With Mark Andrews (three catches for 15 yards) hobbled with a foot injury, Boyle was Jackson’s most consistent target over the middle of the field.

When Andrews returns to full health, Boyle likely won’t see the volume of targets he saw today. But it was a nice day for the Delaware product.

Stock up: Mark Ingram

The Ravens made a commitment to the run game on the first drives of each half, and it showed as Ingram tied a Ravens record with three rushing TDs in a game. 

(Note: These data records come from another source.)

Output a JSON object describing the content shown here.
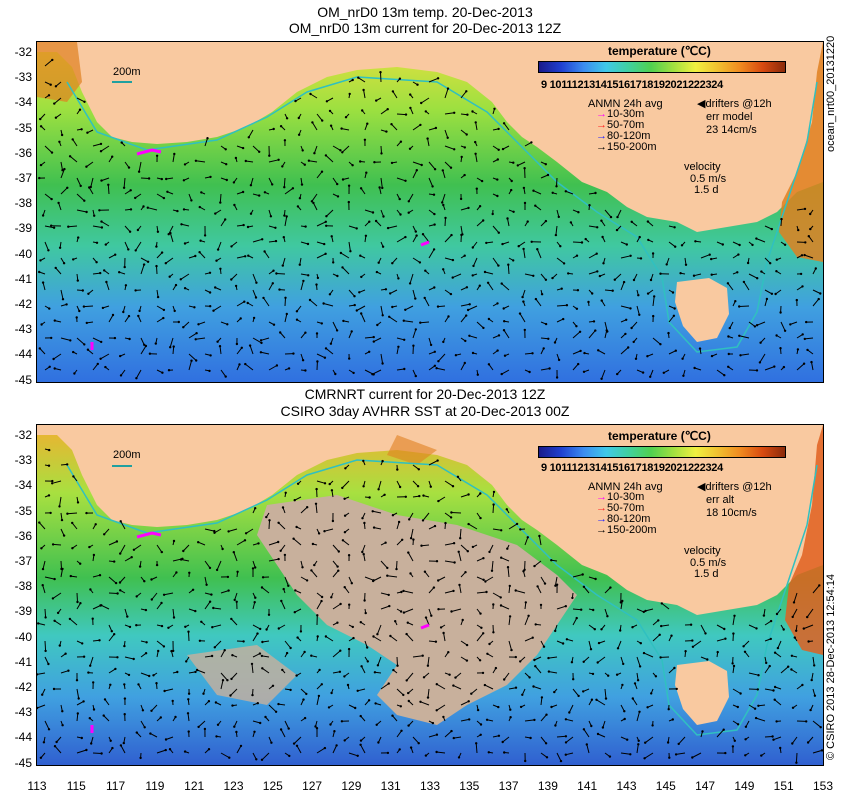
{
  "top_panel": {
    "title_line1": "OM_nrD0 13m temp. 20-Dec-2013",
    "title_line2": "OM_nrD0 13m current for 20-Dec-2013 12Z",
    "legend": {
      "title": "temperature (℃C)",
      "scale_numbers": "9 101112131415161718192021222324",
      "depth_header": "ANMN 24h avg",
      "depth_bands": [
        "10-30m",
        "50-70m",
        "80-120m",
        "150-200m"
      ],
      "depth_colors": [
        "#ff00ff",
        "#ff2020",
        "#2020ff",
        "#000000"
      ],
      "drifters": "◀drifters @12h",
      "err_label": "err model",
      "err_values": "23 14cm/s",
      "velocity_label": "velocity",
      "velocity_value": "0.5 m/s",
      "velocity_ratio": "1.5 d"
    },
    "scale_label": "200m",
    "side_text": "ocean_nrt00_20131220"
  },
  "bottom_panel": {
    "title_line1": "CMRNRT current for 20-Dec-2013 12Z",
    "title_line2": "CSIRO 3day AVHRR SST at 20-Dec-2013 00Z",
    "legend": {
      "title": "temperature (℃C)",
      "scale_numbers": "9 101112131415161718192021222324",
      "depth_header": "ANMN 24h avg",
      "depth_bands": [
        "10-30m",
        "50-70m",
        "80-120m",
        "150-200m"
      ],
      "depth_colors": [
        "#ff00ff",
        "#ff2020",
        "#2020ff",
        "#000000"
      ],
      "drifters": "◀drifters @12h",
      "err_label": "err alt",
      "err_values": "18 10cm/s",
      "velocity_label": "velocity",
      "velocity_value": "0.5 m/s",
      "velocity_ratio": "1.5 d"
    },
    "scale_label": "200m",
    "side_text": "© CSIRO 2013  28-Dec-2013 12:54:14"
  },
  "axes": {
    "lat_ticks": [
      "-32",
      "-33",
      "-34",
      "-35",
      "-36",
      "-37",
      "-38",
      "-39",
      "-40",
      "-41",
      "-42",
      "-43",
      "-44",
      "-45"
    ],
    "lon_ticks": [
      "113",
      "115",
      "117",
      "119",
      "121",
      "123",
      "125",
      "127",
      "129",
      "131",
      "133",
      "135",
      "137",
      "139",
      "141",
      "143",
      "145",
      "147",
      "149",
      "151",
      "153"
    ],
    "lon_range": [
      113,
      153
    ],
    "lat_range": [
      -31.6,
      -45
    ]
  },
  "colors": {
    "land": "#f9c9a0",
    "cloud_gap": "#c8b09c",
    "isobath": "#30c0c0"
  }
}
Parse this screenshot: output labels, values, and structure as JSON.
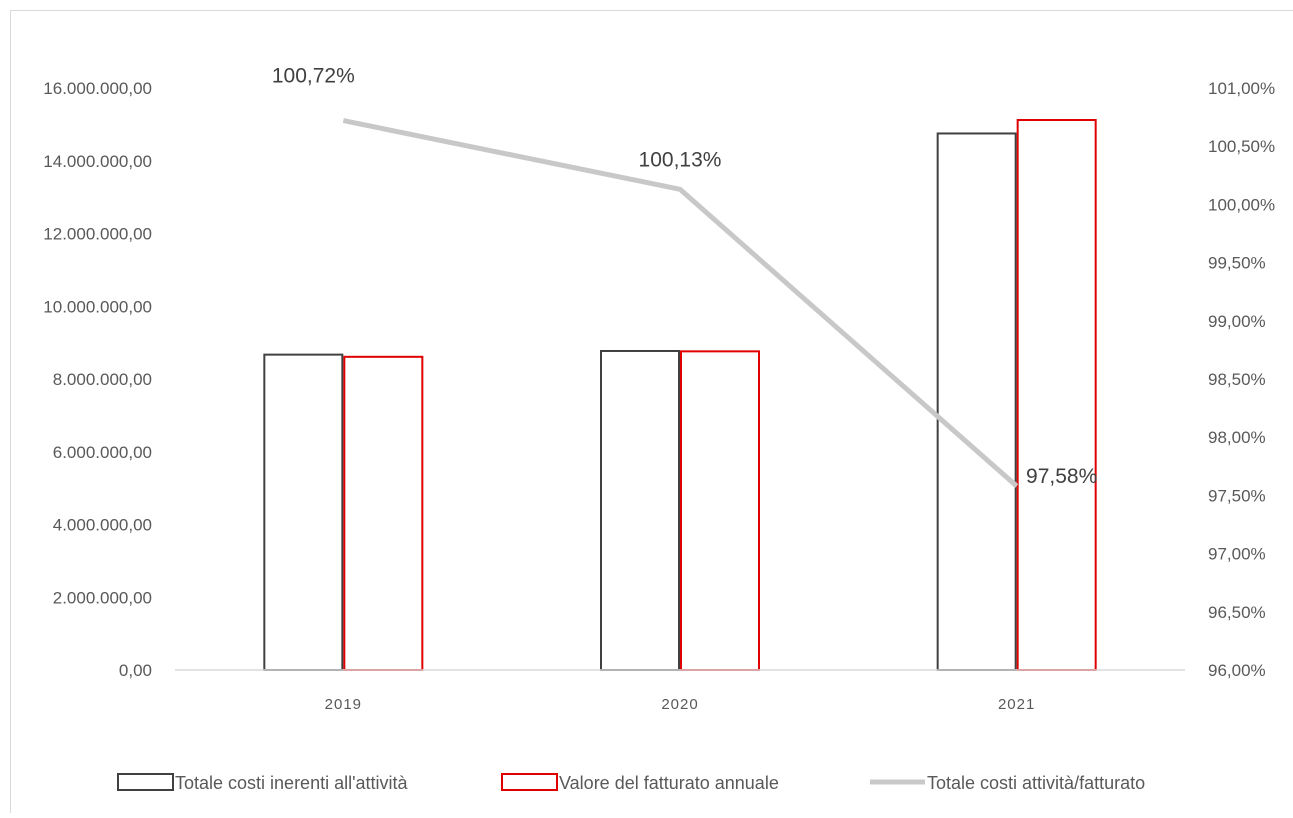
{
  "chart_data": {
    "type": "bar",
    "categories": [
      "2019",
      "2020",
      "2021"
    ],
    "series": [
      {
        "name": "Totale costi inerenti all'attività",
        "type": "bar",
        "axis": "left",
        "values": [
          8670000,
          8770000,
          14750000
        ],
        "color": "#404040"
      },
      {
        "name": "Valore del fatturato annuale",
        "type": "bar",
        "axis": "left",
        "values": [
          8610000,
          8760000,
          15120000
        ],
        "color": "#e00000"
      },
      {
        "name": "Totale costi attività/fatturato",
        "type": "line",
        "axis": "right",
        "values": [
          100.72,
          100.13,
          97.58
        ],
        "color": "#c8c8c8",
        "data_labels": [
          "100,72%",
          "100,13%",
          "97,58%"
        ]
      }
    ],
    "y_left": {
      "lim": [
        0,
        16000000
      ],
      "ticks": [
        "0,00",
        "2.000.000,00",
        "4.000.000,00",
        "6.000.000,00",
        "8.000.000,00",
        "10.000.000,00",
        "12.000.000,00",
        "14.000.000,00",
        "16.000.000,00"
      ]
    },
    "y_right": {
      "lim": [
        96,
        101
      ],
      "ticks": [
        "96,00%",
        "96,50%",
        "97,00%",
        "97,50%",
        "98,00%",
        "98,50%",
        "99,00%",
        "99,50%",
        "100,00%",
        "100,50%",
        "101,00%"
      ]
    },
    "grid": false,
    "legend_position": "bottom",
    "axis_color": "#d9d9d9"
  }
}
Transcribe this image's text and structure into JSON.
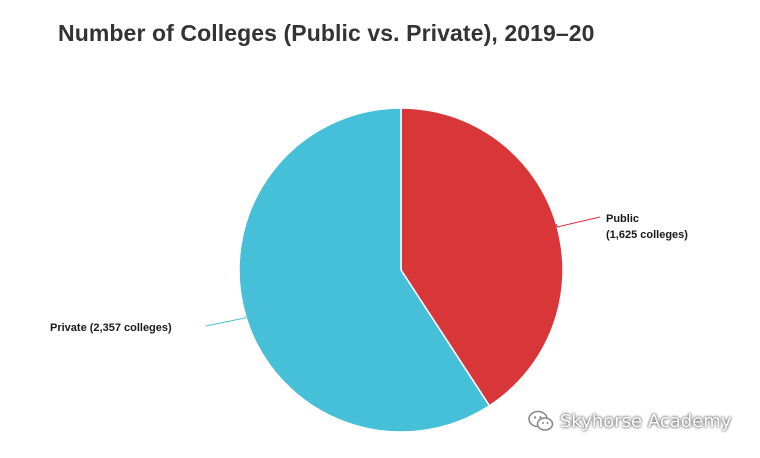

Ingram finished with 103 yards on 16 carries — a 6.4 yards per carry average — and was the game’s leading rusher.

“I think it speaks for itself, we ran the ball well,” Harbaugh said. “Offensive played excellent, played tremendous I thought.”

Stock down: Two-Point Plays

Woof. The Ravens had three two-point plays, including one that came from the one-yard line, and weren’t able to score on any of them. 

They went for two up 6-0, down 30-19 and 33-28. They made none of those. 

Still, despite the result, it may not have been the worst decision to go for two points...

Stock up: John Harbaugh’s decisions

Hang in there on this one. 

The Ravens first decision to go for two points was due to the fact that they had the ball at the Chiefs one-yard line and thought they could punch in a quick conversion. The second decision was likely to cut the lead to nine, so that a touchdown and a field goal would win the game instead of merely tie the game. The final decision was to cut the lead to a field goal. 

Harbaugh said he doesn’t regret any of the decisions. 

“I don’t think we’re setting any tone, there’s no tone to be set,” Harbaugh said. “You’re trying to do everything you can to win the game. And when you get the ball at the one-yard line, it makes a lot of sense to go for two. Unless you’re playing scared, which we aren’t going to do.”

Stock down: Run defense

The Ravens allowed 140 yards rushing (5.4 yards a carry) to a host of Chiefs running backs. Williams and LeSean McCoy had 6.9 and 6.8 yards per carry to lead the team. 

Against Mahomes, knowing his deadliness passing the ball, the run defense had to be as sharp as ever. Unfortunately for the Ravens, it wasn’t as the Ravens could slow down the Chiefs ariel and ground attack.

Stock down: Linebackers

Patrick Onwuasor had a pass go inches above his hands in a metaphor for the entire afternoon. 

He, Chris Board and Kenny Young didn’t have their best days as the Chiefs were able to run the ball well all afternoon. 

Mahomes was able to fling the ball out to the flats early in the game, as his running backs ran free in the flat all afternoon long. 

Overall, the Ravens defense just had an afternoon to forget.